O dispositivo inclinado contou uma história diferente. Seções do tubo voltadas para o transdutor realmente tiveram limpeza intensa, com taxas de remoção de até cerca de 95%. Mas seções no “lado de trás” ou mais afastadas ao longo do tubo mantiveram grande parte de seu acúmulo original, muitas vezes perdendo menos da metade da massa de cristais e retendo mais de 120 gramas de depósito duro. O padrão correspondeu às simulações: quando o som entra em ângulo, concentra a energia de um lado e deixa regiões sombreadas com som fraco, especialmente em um tubo corrugado onde as cristas dispersam e bloqueiam as ondas. Em contraste, a configuração montada reta envia energia de forma mais uniforme ao longo de ambas as direções da parede do tubo, conduzindo a um padrão de limpeza mais suave e previsível.
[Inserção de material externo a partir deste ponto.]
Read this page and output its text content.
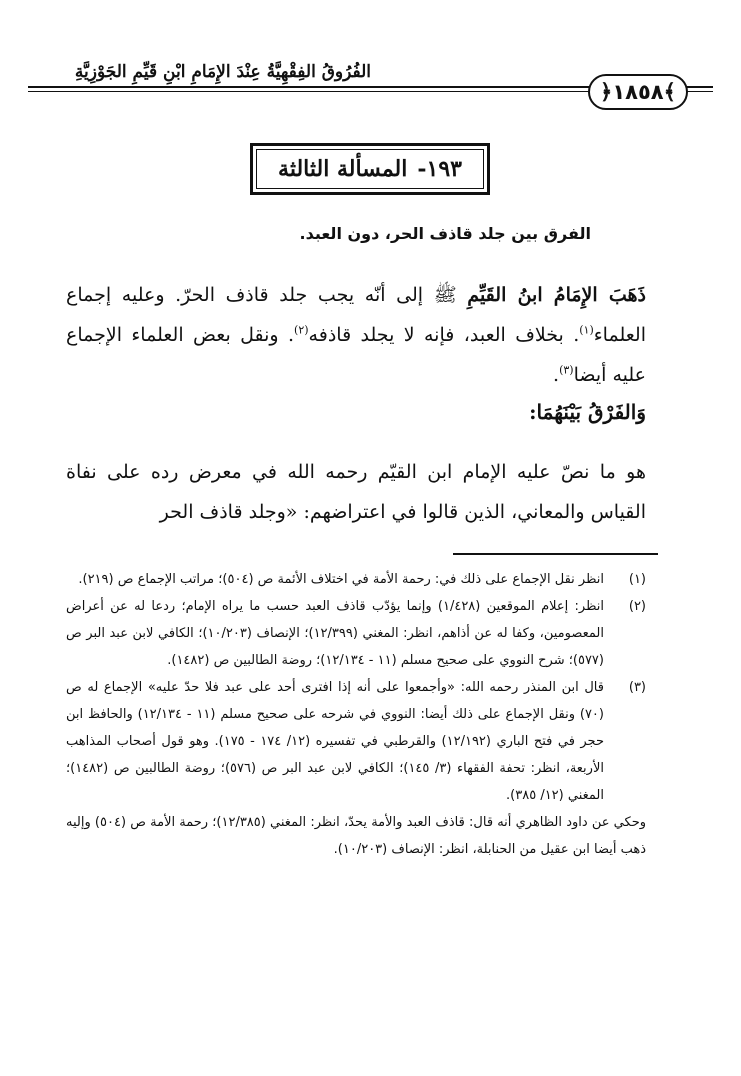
الفُرُوقُ الفِقْهِيَّةُ عِنْدَ الإِمَامِ ابْنِ قَيِّمِ الجَوْزِيَّةِ
﴿١٨٥٨﴾
١٩٣-
المسألة الثالثة
الفرق بين جلد قاذف الحر، دون العبد.
ذَهَبَ الإِمَامُ ابنُ القَيِّمِ ﷺ إلى أنّه يجب جلد قاذف الحرّ. وعليه إجماع العلماء$^{(١)}$. بخلاف العبد، فإنه لا يجلد قاذفه$^{(٢)}$. ونقل بعض العلماء الإجماع عليه أيضا$^{(٣)}$.
وَالفَرْقُ بَيْنَهُمَا:
هو ما نصّ عليه الإمام ابن القيّم رحمه الله في معرض رده على نفاة القياس والمعاني، الذين قالوا في اعتراضهم: «وجلد قاذف الحر
(١)
انظر نقل الإجماع على ذلك في: رحمة الأمة في اختلاف الأئمة ص (٥٠٤)؛ مراتب الإجماع ص (٢١٩).
(٢)
انظر: إعلام الموقعين (١/٤٢٨) وإنما يؤدّب قاذف العبد حسب ما يراه الإمام؛ ردعا له عن أعراض المعصومين، وكفا له عن أذاهم، انظر: المغني (١٢/٣٩٩)؛ الإنصاف (١٠/٢٠٣)؛ الكافي لابن عبد البر ص (٥٧٧)؛ شرح النووي على صحيح مسلم (١١ - ١٢/١٣٤)؛ روضة الطالبين ص (١٤٨٢).
(٣)
قال ابن المنذر رحمه الله: «وأجمعوا على أنه إذا افترى أحد على عبد فلا حدّ عليه» الإجماع له ص (٧٠) ونقل الإجماع على ذلك أيضا: النووي في شرحه على صحيح مسلم (١١ - ١٢/١٣٤) والحافظ ابن حجر في فتح الباري (١٢/١٩٢) والقرطبي في تفسيره (١٢/ ١٧٤ - ١٧٥). وهو قول أصحاب المذاهب الأربعة، انظر: تحفة الفقهاء (٣/ ١٤٥)؛ الكافي لابن عبد البر ص (٥٧٦)؛ روضة الطالبين ص (١٤٨٢)؛ المغني (١٢/ ٣٨٥).
وحكي عن داود الظاهري أنه قال: قاذف العبد والأمة يحدّ، انظر: المغني (١٢/٣٨٥)؛ رحمة الأمة ص (٥٠٤) وإليه ذهب أيضا ابن عقيل من الحنابلة، انظر: الإنصاف (١٠/٢٠٣).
O que isso significa para túneis mais seguros

Para não especialistas, a conclusão é direta: ondas sonoras fortes e cuidadosamente ajustadas podem agir como uma espécie de formão remoto que fragmenta obstruções minerais dentro de tubos plásticos de drenagem. Em testes de laboratório que imitam condições reais de túnel, um dispositivo ultrassônico montado reto e operando a 40 quilohertz removeu quase todo o acúmulo de cristais perto do aparelho e o reduziu bastante em regiões mais distantes, enquanto uma instalação inclinada deixou muitas seções ainda fortemente bloqueadas. Embora túneis reais sejam mais complexos que um ensaio em laboratório, esses achados sugerem que estações ultrassônicas bem projetadas, espaçadas ao longo das linhas de drenagem e montadas de forma alinhada nos tubos, podem ajudar a manter canais de água ocultos abertos por mais tempo, melhorando a segurança do túnel e reduzindo a necessidade de manutenção disruptiva e cara.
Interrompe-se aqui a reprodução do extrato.